Crazy-busy here, since we're on the trimester system and the first term is coming rapidly to an end, so there is tons of grading and exam-writing and all the rest. But actually exam-writing has its lovely moments, one of which I want to share.
This fall my freshmen did a week on list literature -- poems and prose using lists as a literary device. They read Walt Whitman, June Jordan, Annie Dillard, James Berry, Gary Snyder, W. S. Merwin, Philip Gross, et al., and they wrote three pieces of their own, each modeled on one of the pieces they'd read. And some of them came up with some very good poems, which they are now submitting to our school's literature and arts magazine. All very lovely, and definitely an assignment I'll do again. So I wanted to put a new example of a list poem on their exam and ask them to write a paragraph about it, doing the same kind of analysis we'd done in class.

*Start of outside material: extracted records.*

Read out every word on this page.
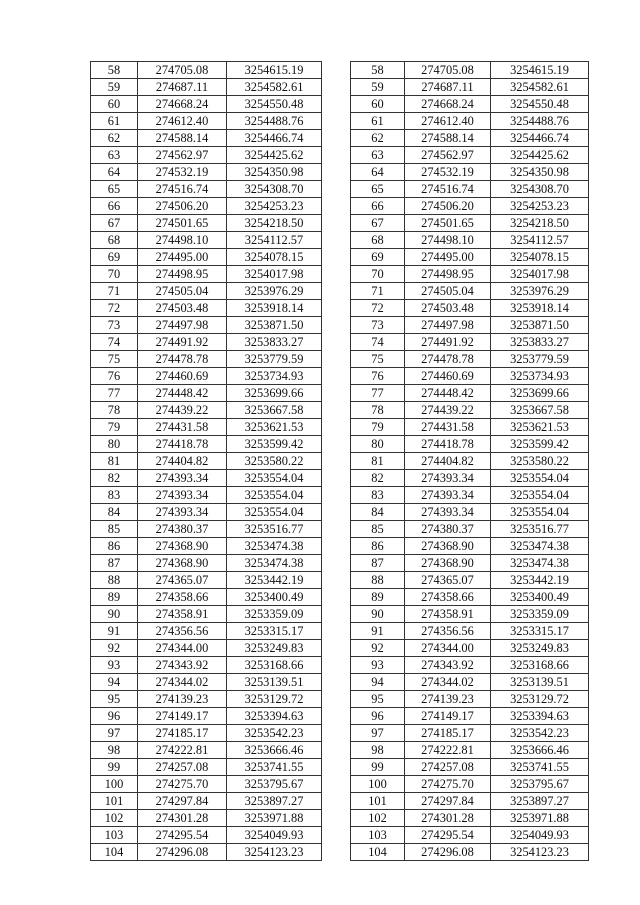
58	274705.08	3254615.19
59	274687.11	3254582.61
60	274668.24	3254550.48
61	274612.40	3254488.76
62	274588.14	3254466.74
63	274562.97	3254425.62
64	274532.19	3254350.98
65	274516.74	3254308.70
66	274506.20	3254253.23
67	274501.65	3254218.50
68	274498.10	3254112.57
69	274495.00	3254078.15
70	274498.95	3254017.98
71	274505.04	3253976.29
72	274503.48	3253918.14
73	274497.98	3253871.50
74	274491.92	3253833.27
75	274478.78	3253779.59
76	274460.69	3253734.93
77	274448.42	3253699.66
78	274439.22	3253667.58
79	274431.58	3253621.53
80	274418.78	3253599.42
81	274404.82	3253580.22
82	274393.34	3253554.04
83	274393.34	3253554.04
84	274393.34	3253554.04
85	274380.37	3253516.77
86	274368.90	3253474.38
87	274368.90	3253474.38
88	274365.07	3253442.19
89	274358.66	3253400.49
90	274358.91	3253359.09
91	274356.56	3253315.17
92	274344.00	3253249.83
93	274343.92	3253168.66
94	274344.02	3253139.51
95	274139.23	3253129.72
96	274149.17	3253394.63
97	274185.17	3253542.23
98	274222.81	3253666.46
99	274257.08	3253741.55
100	274275.70	3253795.67
101	274297.84	3253897.27
102	274301.28	3253971.88
103	274295.54	3254049.93
104	274296.08	3254123.23
58	274705.08	3254615.19
59	274687.11	3254582.61
60	274668.24	3254550.48
61	274612.40	3254488.76
62	274588.14	3254466.74
63	274562.97	3254425.62
64	274532.19	3254350.98
65	274516.74	3254308.70
66	274506.20	3254253.23
67	274501.65	3254218.50
68	274498.10	3254112.57
69	274495.00	3254078.15
70	274498.95	3254017.98
71	274505.04	3253976.29
72	274503.48	3253918.14
73	274497.98	3253871.50
74	274491.92	3253833.27
75	274478.78	3253779.59
76	274460.69	3253734.93
77	274448.42	3253699.66
78	274439.22	3253667.58
79	274431.58	3253621.53
80	274418.78	3253599.42
81	274404.82	3253580.22
82	274393.34	3253554.04
83	274393.34	3253554.04
84	274393.34	3253554.04
85	274380.37	3253516.77
86	274368.90	3253474.38
87	274368.90	3253474.38
88	274365.07	3253442.19
89	274358.66	3253400.49
90	274358.91	3253359.09
91	274356.56	3253315.17
92	274344.00	3253249.83
93	274343.92	3253168.66
94	274344.02	3253139.51
95	274139.23	3253129.72
96	274149.17	3253394.63
97	274185.17	3253542.23
98	274222.81	3253666.46
99	274257.08	3253741.55
100	274275.70	3253795.67
101	274297.84	3253897.27
102	274301.28	3253971.88
103	274295.54	3254049.93
104	274296.08	3254123.23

My quest for a new list poem led me to Korean poet Ko Un; four pieces of his were translated and published in the latest issue of Poetry. I really like them! Here's the one I'm thinking of using on the exam:
Asking the Way
by Ko Un, translated by Suji Kwock Kim and Sunja Kim Kwock
You fools who ask what god is
should ask what life is instead.
Find a port where lemon trees bloom.
Ask about places to drink in the port.
Ask about the drinkers.
Ask about the lemon trees.
Ask and ask until nothing’s left to ask.
Isn't that lovely?
(I don't actually expect that most of my freshmen will be able to say much insightful about the poem -- it will be the first time they've seen it, after all -- but I'm trying to put something challenging and new on the exam for all of my classes. Not worth that many points, but I like the idea of making them think about something new in addition to doing the more comfortable thinking about Catcher in the Rye, which we've talked and talked and talked about.)
Oh my gosh! This is a gorgeous poem! I am so pleased you posted it! It's rather about how I approach life. Wow.
Posted by: Ros | December 07, 2014 at 04:40 AM
Isn't it lovely? Thanks for commenting, Ros, and thus drawing me back to this post so that I reread this poem.